Diversity is, in truth, the touchstone of democracy. Let us castrate the thought that we know best how to govern them when our relationship with them goes no deeper than the handshake level. We must disabuse our mind of the discarded idea that the sovereignty of a state is absolute, indestructible and indivisible, and, hence, cannot be shared with people and with aggregates of people.

Federalism has exploded the myth that people with distinct identities cannot be trusted the right to rule themselves.

Federalism offers the best hope to our distinct minorities to be allowed self-rule. It is my submission that federalism is best for a nation characterized by diversity.

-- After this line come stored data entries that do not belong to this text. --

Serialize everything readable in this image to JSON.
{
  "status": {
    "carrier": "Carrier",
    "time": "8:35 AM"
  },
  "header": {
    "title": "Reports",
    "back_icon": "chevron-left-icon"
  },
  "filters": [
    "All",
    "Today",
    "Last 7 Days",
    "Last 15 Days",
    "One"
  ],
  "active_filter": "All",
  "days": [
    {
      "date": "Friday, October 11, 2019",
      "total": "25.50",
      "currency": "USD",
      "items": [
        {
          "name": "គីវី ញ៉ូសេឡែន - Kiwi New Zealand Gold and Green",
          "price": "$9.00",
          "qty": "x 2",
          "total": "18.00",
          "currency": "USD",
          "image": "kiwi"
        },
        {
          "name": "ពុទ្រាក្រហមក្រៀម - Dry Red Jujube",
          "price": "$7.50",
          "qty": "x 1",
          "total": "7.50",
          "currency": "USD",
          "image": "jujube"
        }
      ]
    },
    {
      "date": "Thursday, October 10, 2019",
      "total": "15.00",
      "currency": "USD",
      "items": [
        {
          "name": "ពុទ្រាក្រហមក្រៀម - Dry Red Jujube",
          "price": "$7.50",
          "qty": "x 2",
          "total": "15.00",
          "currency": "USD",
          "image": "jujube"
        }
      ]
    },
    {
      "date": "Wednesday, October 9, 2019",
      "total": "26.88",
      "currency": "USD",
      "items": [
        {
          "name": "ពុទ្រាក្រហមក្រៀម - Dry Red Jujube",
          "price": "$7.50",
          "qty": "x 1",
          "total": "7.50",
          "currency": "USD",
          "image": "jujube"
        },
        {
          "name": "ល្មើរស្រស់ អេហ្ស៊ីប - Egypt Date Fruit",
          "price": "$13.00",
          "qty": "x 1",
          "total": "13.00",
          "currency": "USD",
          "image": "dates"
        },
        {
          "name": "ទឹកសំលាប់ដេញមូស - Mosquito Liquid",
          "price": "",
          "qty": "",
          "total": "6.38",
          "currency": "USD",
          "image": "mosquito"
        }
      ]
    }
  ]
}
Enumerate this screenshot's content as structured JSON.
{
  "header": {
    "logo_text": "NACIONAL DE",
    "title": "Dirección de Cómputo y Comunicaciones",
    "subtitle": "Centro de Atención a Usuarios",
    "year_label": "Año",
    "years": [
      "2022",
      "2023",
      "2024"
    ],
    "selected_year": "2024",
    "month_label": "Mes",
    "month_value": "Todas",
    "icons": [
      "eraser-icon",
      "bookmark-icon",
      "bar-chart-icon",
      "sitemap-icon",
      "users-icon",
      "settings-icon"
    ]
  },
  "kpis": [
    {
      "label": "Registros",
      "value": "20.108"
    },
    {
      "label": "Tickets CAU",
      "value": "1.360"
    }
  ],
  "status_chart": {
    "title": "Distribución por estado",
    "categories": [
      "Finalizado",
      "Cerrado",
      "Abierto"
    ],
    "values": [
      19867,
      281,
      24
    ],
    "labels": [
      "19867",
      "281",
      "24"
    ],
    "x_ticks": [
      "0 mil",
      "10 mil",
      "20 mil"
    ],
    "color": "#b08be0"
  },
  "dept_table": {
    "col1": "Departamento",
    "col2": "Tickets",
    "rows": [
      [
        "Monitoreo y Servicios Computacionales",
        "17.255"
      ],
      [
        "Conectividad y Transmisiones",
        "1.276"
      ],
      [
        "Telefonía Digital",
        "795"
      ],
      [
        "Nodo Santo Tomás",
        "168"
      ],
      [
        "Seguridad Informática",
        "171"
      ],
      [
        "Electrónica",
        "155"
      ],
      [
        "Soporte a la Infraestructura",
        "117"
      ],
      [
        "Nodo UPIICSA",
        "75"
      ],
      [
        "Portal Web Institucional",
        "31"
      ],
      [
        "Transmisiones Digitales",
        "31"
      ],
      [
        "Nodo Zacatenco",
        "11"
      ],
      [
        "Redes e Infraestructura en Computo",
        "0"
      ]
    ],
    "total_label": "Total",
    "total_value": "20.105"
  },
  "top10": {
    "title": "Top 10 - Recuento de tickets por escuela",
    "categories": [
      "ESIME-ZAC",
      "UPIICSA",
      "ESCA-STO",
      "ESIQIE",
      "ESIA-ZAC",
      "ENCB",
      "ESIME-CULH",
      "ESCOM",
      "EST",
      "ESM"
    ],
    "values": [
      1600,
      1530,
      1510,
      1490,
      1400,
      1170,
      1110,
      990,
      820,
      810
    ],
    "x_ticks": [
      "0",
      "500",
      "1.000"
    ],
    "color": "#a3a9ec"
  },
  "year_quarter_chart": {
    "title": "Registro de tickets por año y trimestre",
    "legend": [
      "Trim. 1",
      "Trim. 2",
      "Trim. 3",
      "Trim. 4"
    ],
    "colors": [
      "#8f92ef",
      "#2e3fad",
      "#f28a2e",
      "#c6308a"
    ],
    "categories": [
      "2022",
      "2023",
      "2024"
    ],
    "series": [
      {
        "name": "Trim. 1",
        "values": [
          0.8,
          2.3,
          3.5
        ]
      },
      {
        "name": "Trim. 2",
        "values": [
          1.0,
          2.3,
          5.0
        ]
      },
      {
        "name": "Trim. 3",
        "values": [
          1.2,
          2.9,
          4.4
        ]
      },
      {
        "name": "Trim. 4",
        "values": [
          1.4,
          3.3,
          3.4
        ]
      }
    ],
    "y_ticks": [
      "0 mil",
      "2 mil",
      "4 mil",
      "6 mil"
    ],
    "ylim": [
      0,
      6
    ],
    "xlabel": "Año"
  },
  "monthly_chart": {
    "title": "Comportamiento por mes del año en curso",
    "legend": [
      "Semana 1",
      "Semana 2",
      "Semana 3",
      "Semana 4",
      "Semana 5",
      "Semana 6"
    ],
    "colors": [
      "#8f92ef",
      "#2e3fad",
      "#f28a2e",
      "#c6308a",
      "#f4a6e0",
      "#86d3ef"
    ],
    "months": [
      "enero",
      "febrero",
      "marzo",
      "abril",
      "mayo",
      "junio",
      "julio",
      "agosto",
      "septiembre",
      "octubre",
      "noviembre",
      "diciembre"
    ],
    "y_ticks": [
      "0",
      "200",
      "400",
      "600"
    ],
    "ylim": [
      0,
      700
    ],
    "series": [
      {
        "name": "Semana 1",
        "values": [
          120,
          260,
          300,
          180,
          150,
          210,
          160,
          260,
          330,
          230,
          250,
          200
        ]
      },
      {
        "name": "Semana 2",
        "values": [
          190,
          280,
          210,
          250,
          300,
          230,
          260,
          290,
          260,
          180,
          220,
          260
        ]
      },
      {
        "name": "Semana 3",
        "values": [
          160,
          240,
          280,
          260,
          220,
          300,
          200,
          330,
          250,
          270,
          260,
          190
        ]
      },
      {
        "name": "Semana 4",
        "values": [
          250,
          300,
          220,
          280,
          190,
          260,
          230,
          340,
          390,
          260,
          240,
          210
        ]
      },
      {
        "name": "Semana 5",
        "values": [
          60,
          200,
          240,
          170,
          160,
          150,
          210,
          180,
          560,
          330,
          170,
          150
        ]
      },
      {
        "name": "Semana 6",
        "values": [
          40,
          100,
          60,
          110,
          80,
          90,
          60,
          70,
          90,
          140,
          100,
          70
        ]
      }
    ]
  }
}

The Philippines is one of the most diverse nations in the world. It is composed of 7,107 islands. Its people are of the South Asian stock but intermarriage with other races has resulted in a great deal of stock blending. It has about 79 indigenous-ethnic groups, each with a distinct language, custom, tradition and art.

About 80 percent of its people are Catholics. Some belong to the various Christian denominations. Five percent are Muslims but they claim the adherence of 11 percent of the population. Two percent are Buddhists. Another two percent practice folk religion.

But the best offer of evidence to prove that our unitary-presidential form of government has not worked for our people is no other than our consistent mark as a “failing state” by international institutions with no ill motive to downgrade our democracy. We are a basket case.

No wonder countries are now throwing their trash in our backyard. Our system of democracy stinks. Something must be rotten in it.

Reynato S. Puno is a former chief justice. This piece is excerpted from his keynote address at “Securing the Future: A Summit for Change” held last July 22 at Club Filipino in San Juan City.